Paraphrased, this evidently means:  Let me look in Shakespeare for something I might use for a title.  And the find is “pale fire.”  But in which of the Bard’s works did our poet cull it?  My readers must make their own research.  All I have with me is a tiny vest pocket edition of Timon of Athens—in Zemblan!  It certainly contains nothing that could be regarded as an equivalent of “pale fire” (if it had, my luck would have been a statistical monster).

English was not taught in Zemblan before Mr. Campbell’s time.  Conmal mastered it all by himself (mainly by learning a lexicon by heart) as a young man, around 1880, when not the verbal inferno but a quiet military career seemed to open before him, and his first work (the translation of Shakespeare’s Sonnets) was the outcome of a bet with a fellow officer.  He exchanged his frogged uniform for a scholar’s dressing gown and tackled The Tempest.  A slow worker, he needed half a century to translate the works of him whom he called “dze Bart,” in their entirety.  After this, in 1930, he went on to Milton and other poets, steadily drilling through the ages, and had just completed Kipling’s  “The Rhyme of the Three Sealers” (“Now this is the Law of the Muscovite that he proves with shot and steel”) when he fell ill and soon expired under his splendid painted bed ceil with its reproductions of Altamira animals, his last words in his last delirium being “Comment dit-on ‘mourir’ en anglais?”—a beautiful and touching end.

It is easy to sneer at Conmal’s faults.  The are the naďve failings of a great pioneer.  He lived too much in his library, too little among boys and youths.  Writers should see the world, pluck its figs and peaches, and not keep constantly meditating in a tower of yellow ivory—which was also John Shade’s mistake, in a way. 
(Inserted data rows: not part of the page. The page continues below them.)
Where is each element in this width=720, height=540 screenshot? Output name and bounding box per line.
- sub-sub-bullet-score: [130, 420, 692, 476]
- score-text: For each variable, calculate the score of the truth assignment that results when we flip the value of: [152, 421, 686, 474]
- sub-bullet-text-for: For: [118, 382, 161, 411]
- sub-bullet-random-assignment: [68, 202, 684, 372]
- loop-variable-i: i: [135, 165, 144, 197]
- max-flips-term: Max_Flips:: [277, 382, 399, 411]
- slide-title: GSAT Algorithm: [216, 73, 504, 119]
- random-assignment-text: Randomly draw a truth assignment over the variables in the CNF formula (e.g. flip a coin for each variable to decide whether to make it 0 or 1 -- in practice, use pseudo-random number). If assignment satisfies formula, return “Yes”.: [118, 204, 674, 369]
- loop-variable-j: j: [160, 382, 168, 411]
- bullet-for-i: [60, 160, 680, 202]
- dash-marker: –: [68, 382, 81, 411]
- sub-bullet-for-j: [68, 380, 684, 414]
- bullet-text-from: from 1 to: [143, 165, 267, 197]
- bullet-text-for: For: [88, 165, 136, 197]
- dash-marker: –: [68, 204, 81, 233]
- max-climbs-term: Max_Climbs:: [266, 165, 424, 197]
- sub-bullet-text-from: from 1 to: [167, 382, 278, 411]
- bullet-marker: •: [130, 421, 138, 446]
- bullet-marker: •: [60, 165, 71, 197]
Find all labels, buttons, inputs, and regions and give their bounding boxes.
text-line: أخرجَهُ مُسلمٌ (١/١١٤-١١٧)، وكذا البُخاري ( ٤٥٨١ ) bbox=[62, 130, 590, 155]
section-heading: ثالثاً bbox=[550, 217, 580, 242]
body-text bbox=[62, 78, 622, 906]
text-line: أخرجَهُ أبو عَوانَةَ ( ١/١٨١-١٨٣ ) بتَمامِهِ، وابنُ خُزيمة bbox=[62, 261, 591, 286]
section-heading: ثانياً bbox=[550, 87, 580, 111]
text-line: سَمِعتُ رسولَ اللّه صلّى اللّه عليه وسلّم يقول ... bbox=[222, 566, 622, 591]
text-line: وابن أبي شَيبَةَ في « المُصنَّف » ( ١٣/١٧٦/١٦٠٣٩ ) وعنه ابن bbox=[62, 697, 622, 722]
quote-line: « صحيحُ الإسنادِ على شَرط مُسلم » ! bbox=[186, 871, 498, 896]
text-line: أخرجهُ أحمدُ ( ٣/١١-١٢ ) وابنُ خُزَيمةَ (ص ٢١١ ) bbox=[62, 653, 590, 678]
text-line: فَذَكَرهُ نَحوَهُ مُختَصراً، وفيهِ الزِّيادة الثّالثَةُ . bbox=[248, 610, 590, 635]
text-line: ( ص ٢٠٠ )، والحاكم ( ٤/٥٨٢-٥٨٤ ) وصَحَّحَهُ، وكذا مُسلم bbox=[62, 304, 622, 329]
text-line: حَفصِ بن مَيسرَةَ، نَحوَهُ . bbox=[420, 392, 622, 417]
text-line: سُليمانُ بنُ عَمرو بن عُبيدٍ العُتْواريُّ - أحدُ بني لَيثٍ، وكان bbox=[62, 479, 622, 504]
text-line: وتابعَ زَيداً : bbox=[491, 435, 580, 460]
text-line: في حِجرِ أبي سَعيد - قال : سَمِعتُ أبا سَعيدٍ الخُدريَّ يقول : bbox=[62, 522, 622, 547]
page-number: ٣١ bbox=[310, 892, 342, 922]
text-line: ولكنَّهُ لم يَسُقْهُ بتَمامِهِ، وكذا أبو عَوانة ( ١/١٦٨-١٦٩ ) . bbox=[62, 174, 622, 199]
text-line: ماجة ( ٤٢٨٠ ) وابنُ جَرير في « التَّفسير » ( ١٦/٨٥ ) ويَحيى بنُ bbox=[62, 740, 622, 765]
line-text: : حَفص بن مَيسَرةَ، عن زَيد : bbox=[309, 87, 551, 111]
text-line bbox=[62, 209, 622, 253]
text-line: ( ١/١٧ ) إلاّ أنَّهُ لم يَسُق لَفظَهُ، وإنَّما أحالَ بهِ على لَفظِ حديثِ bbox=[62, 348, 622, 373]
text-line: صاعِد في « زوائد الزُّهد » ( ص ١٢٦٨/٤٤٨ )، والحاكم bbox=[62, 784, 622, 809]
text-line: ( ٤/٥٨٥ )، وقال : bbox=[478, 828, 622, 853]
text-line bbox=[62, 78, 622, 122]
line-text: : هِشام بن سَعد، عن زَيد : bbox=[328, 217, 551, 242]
We should not forget than when Conmal began his stupendous task now English author was available in Zemblan except Jane de Faun, a lady novelist in ten volumes whose works, strangely enough, are unknown in England, and some fragments of Byron translated from French versions.

A large, sluggish man with no passions save poetry, he seldom moved from his warm castle and its fifty thousand crested books, and had been known to spend two years in bed reading and writing after which, much refreshed, he went for the first and only time to London, but the weather was foggy, and he could not understand the language, and so went back to bed for another year.

English being Conmal’s prerogative, his Shakspere remained invulnerable throughout the greater part of his long life.  The venerable Duke was famed for the nobility of his work; few dared question its fidelity.  Personally, I had never the heart to check it.  One callous Academician who did, lost his seat in result and was severely reprimanded by Conmal in an extraordinary sonnet composed directly in colorful, if not quite correct, English, beginning:

I am not slave!  Let be my critic slave.

I cannot be.  And Shakespeare would not want thus.

Let drawing students copy the acanthus,

I work with Master on the architrave!